To represent any corpus/dataset in a generic way, a structure is needed that can represent the data of any audio dataset as good as possible. The basic structure consists of the following components.
The Corpus is the main object that represents a dataset/corpus.
A track is an abstract representation of an audio signal. There are currently two implementations. One that reads the audio signal from a file and one that read the audio signal from a HDF5 container.
An utterance represents a segment of a track. It is used to divide a track into independent segments. A track can have one or more utterances. The utterances are basically the samples in terms of machine learning.
The issuer is defined as the person/thing/… who generate/produced the utterance (e.g. The speaker who read a given utterance).
An issuer can be further distinguished into different types. The current implementation provides classes for speaker (for spoken audio content) and for artists (for musical content).
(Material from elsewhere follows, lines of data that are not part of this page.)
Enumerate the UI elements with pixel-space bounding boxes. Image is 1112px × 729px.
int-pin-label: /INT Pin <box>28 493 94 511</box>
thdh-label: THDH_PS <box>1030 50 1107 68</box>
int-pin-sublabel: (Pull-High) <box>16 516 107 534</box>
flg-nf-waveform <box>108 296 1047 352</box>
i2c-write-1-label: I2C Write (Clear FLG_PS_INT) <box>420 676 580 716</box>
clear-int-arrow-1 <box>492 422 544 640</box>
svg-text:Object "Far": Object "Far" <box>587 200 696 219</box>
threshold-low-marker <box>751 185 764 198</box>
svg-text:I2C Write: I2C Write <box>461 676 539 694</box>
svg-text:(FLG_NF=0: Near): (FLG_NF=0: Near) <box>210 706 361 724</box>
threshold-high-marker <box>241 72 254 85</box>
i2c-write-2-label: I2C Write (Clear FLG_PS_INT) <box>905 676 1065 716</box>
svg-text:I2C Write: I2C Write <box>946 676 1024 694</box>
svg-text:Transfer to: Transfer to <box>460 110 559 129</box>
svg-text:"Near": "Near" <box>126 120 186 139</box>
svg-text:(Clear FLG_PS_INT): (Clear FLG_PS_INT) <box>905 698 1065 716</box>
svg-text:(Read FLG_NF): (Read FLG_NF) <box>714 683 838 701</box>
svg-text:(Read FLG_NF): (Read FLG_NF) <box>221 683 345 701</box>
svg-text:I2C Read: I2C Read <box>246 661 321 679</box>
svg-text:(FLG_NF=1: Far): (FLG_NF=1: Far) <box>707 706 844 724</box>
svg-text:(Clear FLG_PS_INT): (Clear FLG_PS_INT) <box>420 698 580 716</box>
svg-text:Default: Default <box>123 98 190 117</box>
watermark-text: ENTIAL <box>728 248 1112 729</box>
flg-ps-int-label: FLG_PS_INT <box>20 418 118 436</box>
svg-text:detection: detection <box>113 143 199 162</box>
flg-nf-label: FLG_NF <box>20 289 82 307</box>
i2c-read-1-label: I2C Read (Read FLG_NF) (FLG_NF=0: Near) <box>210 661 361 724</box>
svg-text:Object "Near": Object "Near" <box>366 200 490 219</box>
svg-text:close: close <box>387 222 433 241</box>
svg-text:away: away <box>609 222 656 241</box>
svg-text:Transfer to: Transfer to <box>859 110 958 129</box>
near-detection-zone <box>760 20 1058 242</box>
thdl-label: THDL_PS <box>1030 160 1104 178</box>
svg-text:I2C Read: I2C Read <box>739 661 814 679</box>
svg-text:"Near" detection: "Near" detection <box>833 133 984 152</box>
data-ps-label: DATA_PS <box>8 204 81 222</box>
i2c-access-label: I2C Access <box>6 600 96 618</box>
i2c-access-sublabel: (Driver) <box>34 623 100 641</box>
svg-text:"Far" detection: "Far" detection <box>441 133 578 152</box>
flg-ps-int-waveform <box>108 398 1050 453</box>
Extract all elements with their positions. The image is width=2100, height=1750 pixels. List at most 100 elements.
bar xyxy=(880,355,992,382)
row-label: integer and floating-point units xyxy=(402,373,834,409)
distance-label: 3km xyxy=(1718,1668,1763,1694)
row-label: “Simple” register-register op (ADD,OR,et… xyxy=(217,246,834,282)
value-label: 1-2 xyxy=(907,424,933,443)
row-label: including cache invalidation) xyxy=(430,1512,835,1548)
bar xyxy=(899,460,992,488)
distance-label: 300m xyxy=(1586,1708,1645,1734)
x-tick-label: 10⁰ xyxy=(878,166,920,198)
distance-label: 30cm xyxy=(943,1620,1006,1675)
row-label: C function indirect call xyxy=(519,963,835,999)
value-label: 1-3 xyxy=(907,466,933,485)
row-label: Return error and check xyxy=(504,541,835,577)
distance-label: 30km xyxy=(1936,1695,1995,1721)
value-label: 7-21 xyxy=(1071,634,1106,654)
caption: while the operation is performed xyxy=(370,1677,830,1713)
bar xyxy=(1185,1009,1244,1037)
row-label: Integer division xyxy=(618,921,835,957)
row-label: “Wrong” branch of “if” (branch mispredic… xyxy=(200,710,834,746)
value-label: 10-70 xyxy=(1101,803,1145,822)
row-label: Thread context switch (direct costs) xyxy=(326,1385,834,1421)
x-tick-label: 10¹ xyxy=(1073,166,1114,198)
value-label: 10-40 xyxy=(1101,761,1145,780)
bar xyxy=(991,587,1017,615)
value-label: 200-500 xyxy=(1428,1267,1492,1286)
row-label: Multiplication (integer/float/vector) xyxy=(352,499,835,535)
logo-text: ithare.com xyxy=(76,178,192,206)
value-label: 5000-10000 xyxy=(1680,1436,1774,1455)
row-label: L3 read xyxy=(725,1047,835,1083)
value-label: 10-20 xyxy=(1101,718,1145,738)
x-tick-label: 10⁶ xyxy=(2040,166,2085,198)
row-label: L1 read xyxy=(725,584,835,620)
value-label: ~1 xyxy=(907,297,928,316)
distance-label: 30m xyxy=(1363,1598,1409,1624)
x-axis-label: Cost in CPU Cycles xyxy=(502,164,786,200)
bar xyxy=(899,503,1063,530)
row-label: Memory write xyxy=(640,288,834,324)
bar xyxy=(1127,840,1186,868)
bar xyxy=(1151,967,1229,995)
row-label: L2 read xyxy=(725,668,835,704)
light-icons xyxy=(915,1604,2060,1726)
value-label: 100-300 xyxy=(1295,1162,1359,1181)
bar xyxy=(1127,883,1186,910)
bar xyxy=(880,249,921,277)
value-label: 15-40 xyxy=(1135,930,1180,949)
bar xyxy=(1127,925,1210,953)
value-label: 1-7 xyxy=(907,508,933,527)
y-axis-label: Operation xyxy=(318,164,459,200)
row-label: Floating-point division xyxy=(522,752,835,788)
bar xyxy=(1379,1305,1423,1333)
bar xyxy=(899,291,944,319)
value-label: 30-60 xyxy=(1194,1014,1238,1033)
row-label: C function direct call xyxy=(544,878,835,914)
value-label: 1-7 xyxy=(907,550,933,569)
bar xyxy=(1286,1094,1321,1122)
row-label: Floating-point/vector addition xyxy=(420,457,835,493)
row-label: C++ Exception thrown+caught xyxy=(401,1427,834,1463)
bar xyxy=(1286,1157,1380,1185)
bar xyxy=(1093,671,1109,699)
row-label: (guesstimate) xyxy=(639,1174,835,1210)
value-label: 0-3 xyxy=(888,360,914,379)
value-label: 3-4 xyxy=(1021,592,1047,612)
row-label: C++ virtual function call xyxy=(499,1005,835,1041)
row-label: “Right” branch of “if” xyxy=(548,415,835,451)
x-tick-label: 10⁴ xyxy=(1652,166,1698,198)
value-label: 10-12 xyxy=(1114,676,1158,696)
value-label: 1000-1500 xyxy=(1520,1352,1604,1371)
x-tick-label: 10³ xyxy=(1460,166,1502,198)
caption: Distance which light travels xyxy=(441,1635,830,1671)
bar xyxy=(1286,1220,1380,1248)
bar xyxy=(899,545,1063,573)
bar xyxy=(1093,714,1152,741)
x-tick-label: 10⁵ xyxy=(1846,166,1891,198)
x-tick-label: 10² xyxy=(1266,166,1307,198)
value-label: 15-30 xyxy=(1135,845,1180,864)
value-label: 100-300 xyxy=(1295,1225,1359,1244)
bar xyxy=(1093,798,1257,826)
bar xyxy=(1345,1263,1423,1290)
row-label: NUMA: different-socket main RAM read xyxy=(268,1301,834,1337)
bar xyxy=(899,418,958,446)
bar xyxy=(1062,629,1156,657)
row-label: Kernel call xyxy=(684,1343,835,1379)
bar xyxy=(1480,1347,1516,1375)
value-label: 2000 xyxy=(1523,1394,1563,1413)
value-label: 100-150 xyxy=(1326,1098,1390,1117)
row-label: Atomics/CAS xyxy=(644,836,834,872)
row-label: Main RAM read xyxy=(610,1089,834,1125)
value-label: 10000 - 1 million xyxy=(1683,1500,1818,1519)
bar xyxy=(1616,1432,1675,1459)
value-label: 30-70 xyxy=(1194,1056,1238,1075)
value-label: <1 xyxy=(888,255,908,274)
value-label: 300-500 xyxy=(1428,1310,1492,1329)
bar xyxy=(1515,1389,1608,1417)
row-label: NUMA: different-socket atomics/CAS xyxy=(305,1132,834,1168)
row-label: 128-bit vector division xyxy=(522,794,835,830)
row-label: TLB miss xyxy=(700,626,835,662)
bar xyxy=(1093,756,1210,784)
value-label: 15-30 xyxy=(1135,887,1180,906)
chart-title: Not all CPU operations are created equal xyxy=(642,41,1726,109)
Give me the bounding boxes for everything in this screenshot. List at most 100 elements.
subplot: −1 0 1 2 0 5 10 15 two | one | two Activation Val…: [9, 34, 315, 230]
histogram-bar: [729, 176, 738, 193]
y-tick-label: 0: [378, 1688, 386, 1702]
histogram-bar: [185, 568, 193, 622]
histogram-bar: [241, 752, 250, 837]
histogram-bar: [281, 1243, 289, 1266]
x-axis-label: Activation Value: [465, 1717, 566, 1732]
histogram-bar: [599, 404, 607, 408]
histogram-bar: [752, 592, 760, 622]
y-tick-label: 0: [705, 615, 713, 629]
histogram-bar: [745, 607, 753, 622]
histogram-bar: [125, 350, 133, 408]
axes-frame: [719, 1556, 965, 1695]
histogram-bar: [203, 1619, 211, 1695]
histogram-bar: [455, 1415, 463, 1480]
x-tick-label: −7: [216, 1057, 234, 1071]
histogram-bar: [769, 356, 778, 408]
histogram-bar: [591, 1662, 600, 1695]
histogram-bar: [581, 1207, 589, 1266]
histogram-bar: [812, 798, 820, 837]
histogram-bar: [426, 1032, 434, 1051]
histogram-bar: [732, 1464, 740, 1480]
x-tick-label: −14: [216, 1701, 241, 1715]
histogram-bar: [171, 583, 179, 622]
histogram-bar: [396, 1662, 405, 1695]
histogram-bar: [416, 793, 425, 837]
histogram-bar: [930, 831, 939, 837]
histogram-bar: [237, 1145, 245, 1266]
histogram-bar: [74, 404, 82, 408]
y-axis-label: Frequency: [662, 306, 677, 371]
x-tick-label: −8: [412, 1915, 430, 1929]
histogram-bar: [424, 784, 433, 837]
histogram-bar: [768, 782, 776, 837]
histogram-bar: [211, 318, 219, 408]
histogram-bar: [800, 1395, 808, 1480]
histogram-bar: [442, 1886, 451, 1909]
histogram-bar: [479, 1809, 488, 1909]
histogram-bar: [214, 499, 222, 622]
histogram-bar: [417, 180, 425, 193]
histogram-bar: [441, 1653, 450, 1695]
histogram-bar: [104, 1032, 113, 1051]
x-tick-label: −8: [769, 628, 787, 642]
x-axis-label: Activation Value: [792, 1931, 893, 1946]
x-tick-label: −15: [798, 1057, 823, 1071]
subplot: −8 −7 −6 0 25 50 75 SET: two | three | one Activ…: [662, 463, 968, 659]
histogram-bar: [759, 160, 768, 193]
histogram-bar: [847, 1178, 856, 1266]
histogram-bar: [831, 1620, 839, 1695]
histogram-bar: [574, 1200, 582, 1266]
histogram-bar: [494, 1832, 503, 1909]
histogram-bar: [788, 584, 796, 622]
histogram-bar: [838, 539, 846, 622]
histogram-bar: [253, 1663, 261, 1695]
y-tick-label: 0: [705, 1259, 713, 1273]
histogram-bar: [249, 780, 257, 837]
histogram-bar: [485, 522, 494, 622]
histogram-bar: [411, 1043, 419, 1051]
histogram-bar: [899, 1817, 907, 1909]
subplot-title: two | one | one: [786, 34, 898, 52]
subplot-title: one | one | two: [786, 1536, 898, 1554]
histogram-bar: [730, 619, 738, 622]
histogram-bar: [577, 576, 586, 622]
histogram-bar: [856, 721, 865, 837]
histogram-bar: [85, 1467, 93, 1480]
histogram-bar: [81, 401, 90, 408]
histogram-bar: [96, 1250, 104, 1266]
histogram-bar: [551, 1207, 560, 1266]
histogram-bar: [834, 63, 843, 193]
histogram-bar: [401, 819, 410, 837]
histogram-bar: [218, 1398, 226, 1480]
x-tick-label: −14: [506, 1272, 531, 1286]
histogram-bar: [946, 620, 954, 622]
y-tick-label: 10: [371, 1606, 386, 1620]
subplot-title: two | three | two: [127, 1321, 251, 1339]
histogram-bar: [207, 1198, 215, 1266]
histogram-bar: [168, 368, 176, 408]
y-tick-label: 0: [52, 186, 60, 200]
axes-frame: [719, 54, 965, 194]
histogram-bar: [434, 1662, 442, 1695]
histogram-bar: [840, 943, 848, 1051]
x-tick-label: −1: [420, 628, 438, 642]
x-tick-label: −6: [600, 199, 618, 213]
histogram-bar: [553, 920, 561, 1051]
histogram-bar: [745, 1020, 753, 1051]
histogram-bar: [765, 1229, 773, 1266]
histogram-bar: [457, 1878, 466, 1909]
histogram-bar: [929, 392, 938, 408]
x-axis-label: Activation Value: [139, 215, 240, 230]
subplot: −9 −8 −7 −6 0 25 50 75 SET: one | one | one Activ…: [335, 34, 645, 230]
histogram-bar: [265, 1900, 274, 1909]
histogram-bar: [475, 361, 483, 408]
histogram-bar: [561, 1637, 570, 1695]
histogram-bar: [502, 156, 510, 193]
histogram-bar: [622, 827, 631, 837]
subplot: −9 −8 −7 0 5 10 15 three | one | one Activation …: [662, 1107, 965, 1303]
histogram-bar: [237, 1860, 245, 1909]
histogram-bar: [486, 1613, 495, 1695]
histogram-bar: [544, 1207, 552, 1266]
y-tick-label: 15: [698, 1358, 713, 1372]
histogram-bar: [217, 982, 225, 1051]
The label-list is a container for holding all labels of a given type for one utterance. For example there is a label-list containing the textual transcription of recorded speech. Another possible type of label-list could hold all labels classifying the audio type (music, speech, noise) of every part of a radio broadcast recording.
The label is defining any kind of annotation for a part of or the whole utterance.
A feature-container is a container holding the feature matrices of a given type (e.g. mfcc) for all utterances. A corpus can contain multiple feature-containers.